Clearly, the City is not leasing any realty from the nonprofit corporation or its successor corporation; nor is any realty being leased to the City under the lease agreement. Therefore, the only remaining question is whether the nonprofit corporation or its successor is selling any services to the City. We are of the opinion that under the lease agreement neither corporation would be considered to be selling any services to the City.
Typically, we have found a sale of services to an agency where the agency has paid or contracted to pay for services to be received by the agency. Examples of the sales of services have included maintenance and repair services (CEO 82-71), legal services (CEO 81-50), accounting services (CEO 83-58), construction contracting services (CEO 83-29), banking services (CEO 83-81), investment counseling services (CEO 81-32), and utility service (CEO 81-62). In addition, we have found a sale of services where an agency contracts to pay funds to an entity to provide services for a designated clientele of the agency.
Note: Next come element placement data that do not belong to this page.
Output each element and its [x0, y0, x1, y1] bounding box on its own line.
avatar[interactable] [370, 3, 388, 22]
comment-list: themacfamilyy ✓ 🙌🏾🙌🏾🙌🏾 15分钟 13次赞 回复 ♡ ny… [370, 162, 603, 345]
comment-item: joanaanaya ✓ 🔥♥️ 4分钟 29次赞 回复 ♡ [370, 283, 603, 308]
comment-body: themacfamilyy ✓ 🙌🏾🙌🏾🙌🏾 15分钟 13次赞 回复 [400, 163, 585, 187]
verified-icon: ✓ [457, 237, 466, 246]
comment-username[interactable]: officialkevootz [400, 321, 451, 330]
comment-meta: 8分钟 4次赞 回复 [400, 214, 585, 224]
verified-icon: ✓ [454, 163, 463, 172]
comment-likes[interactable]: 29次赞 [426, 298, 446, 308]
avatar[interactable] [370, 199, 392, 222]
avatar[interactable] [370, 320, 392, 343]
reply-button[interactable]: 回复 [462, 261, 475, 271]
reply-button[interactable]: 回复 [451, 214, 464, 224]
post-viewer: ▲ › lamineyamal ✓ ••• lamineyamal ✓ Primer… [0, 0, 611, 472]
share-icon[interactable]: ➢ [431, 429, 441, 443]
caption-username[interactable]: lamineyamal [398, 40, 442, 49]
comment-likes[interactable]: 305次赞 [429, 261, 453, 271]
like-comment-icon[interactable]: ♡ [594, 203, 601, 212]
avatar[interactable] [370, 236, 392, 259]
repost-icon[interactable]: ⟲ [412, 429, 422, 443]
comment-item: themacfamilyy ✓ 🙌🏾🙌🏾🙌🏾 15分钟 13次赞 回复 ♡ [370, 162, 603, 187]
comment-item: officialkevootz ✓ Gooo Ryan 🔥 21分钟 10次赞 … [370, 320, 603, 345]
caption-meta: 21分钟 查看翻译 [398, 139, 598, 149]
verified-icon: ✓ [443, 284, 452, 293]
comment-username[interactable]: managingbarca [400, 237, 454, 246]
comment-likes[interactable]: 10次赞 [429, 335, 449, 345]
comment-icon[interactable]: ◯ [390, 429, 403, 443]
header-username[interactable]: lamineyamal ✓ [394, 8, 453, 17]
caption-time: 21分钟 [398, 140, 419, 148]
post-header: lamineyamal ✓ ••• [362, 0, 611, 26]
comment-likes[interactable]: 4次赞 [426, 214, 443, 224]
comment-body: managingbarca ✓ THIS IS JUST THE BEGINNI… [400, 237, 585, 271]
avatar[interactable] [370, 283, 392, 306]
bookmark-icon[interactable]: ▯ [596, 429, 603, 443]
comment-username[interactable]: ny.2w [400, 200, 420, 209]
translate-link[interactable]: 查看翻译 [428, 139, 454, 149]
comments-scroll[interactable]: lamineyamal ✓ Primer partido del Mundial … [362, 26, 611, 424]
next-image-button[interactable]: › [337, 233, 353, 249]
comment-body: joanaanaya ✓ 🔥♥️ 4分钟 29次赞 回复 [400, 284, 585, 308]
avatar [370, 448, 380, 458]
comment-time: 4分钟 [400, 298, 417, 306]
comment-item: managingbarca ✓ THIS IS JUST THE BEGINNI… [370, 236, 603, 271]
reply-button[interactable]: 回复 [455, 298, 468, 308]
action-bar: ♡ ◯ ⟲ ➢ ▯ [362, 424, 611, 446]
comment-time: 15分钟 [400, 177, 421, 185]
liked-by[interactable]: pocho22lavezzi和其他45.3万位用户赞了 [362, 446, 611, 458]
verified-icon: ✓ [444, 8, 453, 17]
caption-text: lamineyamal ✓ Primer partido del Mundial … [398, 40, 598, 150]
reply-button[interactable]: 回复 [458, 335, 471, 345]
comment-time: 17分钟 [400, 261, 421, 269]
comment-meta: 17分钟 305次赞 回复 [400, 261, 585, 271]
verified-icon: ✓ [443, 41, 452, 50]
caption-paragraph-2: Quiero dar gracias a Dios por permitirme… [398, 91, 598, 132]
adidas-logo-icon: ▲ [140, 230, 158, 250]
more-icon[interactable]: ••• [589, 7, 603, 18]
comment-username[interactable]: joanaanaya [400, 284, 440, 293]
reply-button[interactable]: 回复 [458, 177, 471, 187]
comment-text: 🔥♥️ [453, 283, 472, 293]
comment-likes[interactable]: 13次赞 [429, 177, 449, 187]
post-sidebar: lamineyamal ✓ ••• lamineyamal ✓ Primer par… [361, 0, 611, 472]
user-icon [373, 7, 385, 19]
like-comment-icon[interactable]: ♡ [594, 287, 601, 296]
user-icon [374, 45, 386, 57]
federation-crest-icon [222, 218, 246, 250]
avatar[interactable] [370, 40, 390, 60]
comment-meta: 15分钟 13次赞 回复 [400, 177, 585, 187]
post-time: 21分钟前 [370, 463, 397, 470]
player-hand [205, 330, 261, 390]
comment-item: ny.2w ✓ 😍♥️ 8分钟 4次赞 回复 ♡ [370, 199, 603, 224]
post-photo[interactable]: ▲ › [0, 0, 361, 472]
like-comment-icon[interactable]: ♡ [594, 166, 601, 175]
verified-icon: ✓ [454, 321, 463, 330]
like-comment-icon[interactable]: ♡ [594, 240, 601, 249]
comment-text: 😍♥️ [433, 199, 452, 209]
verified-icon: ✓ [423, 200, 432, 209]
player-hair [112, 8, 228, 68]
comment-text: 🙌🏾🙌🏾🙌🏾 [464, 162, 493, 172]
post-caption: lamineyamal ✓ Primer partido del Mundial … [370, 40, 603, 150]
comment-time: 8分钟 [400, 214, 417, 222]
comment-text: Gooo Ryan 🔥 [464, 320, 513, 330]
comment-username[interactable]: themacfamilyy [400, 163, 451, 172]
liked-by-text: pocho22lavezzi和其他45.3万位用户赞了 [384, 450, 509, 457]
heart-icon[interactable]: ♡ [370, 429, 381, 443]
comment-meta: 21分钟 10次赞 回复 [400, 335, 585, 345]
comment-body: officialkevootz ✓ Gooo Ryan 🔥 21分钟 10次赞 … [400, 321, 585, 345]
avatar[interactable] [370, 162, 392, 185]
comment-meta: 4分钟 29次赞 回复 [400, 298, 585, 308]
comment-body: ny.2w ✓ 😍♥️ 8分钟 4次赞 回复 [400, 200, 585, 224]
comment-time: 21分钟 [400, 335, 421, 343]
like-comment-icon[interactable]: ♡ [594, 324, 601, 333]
See CEO 82-9. In contrast to these examples, the City is not paying for services to be received by the City. Nor has the City under its lease agreed to pay funds to an entity to provide services for a designated clientele, as was the situation involving the Department of Health and Rehabilitative Services in CEO 82-9.
Accordingly, we find that no prohibited conflict of interest would be created were a City Council member or employee to serve on the board of directors of a corporation which leases hospital facilities from the City or to serve on the board of trustees of a nonprofit corporation which is the holding company for that corporation.